Tor insiste sur le fait qu’il ne s’agit pas d’une erreur, mais d’une différence comptable : les états audités incluent les contributions en nature (dons non monétaires) comme revenu, alors que le formulaire 990 les considère comme des dépenses. Pour 2023-2024, ces contributions non monétaires sont estimées à 768.413 dollars et comprennent l’équivalent de 7.614 heures de développement logiciel, 1.894.720 mots traduits, des services d’hébergement pour 23 serveurs et 26 certificats. Le projet Tor reconnaît aussi qu’il doit encore mieux mesurer un autre aspect essentiel : le temps et le coût supportés par les opérateurs de relais, et il indique vouloir améliorer cette estimation dans les années à venir.
En langage « tech », ce chiffre est significatif : dans le domaine de la vie privée, le travail bénévole n’est pas un simple appoint, mais fait partie intégrante du budget réel, même s’il ne transit pas toujours par la caisse.
D’où provient l’argent : diversification accrue et réduction de la dépendance aux États-Unis
Pour expliquer sa structure de financement, Tor se fonde sur le total des revenus du formulaire 990 (7.287.566 dollars) répartis en six blocs :
- Gouvernement des États-Unis : 35,08 % (2.556.472 dollars)

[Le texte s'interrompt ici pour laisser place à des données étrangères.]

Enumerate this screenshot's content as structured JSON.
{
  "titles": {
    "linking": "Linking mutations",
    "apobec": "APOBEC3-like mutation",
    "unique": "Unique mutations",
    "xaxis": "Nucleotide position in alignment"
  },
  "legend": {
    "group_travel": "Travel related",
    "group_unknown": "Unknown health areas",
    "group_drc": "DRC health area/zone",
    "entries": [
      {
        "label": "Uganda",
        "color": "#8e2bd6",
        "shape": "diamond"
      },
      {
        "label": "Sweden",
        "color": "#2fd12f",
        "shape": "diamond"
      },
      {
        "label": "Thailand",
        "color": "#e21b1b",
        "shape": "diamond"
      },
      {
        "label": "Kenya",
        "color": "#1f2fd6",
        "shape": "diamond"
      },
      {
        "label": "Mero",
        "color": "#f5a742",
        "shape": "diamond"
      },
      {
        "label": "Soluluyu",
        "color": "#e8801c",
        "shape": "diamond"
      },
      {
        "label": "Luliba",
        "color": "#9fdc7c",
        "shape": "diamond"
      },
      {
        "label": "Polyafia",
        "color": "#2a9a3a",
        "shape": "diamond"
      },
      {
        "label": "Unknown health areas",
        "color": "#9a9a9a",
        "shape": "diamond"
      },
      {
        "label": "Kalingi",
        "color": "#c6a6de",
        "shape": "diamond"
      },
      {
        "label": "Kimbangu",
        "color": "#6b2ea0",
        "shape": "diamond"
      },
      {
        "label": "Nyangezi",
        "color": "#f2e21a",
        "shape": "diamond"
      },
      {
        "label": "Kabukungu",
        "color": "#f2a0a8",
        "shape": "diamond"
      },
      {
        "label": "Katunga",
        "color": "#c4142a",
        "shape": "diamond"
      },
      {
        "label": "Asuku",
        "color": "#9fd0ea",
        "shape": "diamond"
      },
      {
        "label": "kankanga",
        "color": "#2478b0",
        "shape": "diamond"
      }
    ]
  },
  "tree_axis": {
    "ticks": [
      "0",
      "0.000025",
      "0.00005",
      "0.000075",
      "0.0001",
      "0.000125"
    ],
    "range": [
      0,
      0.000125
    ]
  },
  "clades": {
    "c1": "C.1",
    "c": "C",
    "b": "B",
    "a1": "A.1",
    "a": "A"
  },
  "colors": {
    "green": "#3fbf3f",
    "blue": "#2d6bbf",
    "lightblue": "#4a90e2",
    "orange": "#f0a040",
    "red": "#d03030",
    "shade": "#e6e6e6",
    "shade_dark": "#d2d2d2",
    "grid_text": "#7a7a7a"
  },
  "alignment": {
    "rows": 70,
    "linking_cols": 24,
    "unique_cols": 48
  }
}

- Entreprises et organisations : 21,59 % (1.573.300 dollars)
- Fondations : 18,67 % (1.395.494 dollars)
- Dons individuels : 15,61 % (1.102.619 dollars)
- Gouvernements non américains : 7,58 % (552.387 dollars)
- Autres sources : 1,47 % (107.293 dollars)
Le message fort ici est politique et lié à la réputation : le projet Tor souligne que sa dépendance aux fonds du gouvernement américain a diminué par rapport aux exercices antérieurs. En comparaison, il cite que durant 2021-2022, cette part représentait 53,5 %, contre 35,08 % en 2023-2024. Dans un écosystème où le « FUD » (peur, incertitude, doute) est souvent utilisé pour discréditer les outils d’anonymat, Tor répond par une démarche simple : ses chiffres sont publics, tout comme les documents permettant de les vérifier.
Quels projets sont financés par les États-Unis et pourquoi cela a une importance technique
Le projet donne des détails sur l’origine des fonds et leur utilisation. La principale source provient du Bureau of Democracy, Human Rights, and Labor du Département d’État, avec 2.121.049 dollars. Ce financement couvre des projets avec des implications techniques précises :
- Améliorations pour contourner la censure dans l’écosystème Tor, notamment en Chine.
- Un client de type “Tor VPN” pour Android axé sur la confidentialité et la résistance à la censure au niveau de l’appareil.
- Combats contre les relais malveillants, un enjeu critique pour la sécurité du réseau.
- Migration de composants vers Rust grâce à Arti, pour renforcer la sécurité et la robustesse.
D’autres sources de financement sont mentionnées : la National Science Foundation via l’Université de Georgetown pour la simulation et l’expérimentation réseau ; le soutien de l’International Republican Institute pour la localisation (arabe, chinois, swahili) et la formation ; ainsi que des fonds de l’Open Technology Fund pour développer les services onion, répondre rapidement à la censure et assurer la pérennité de Tails.
Pour simplifier dans un vocabulaire technologique : l’argent n’est pas une « subvention sans conditions », mais un financement basé sur des projets avec des livrables clairs, dans des domaines où Tor investit depuis des années : lutte contre la censure, intégrité du réseau, modernisation progressive de la pile technologique.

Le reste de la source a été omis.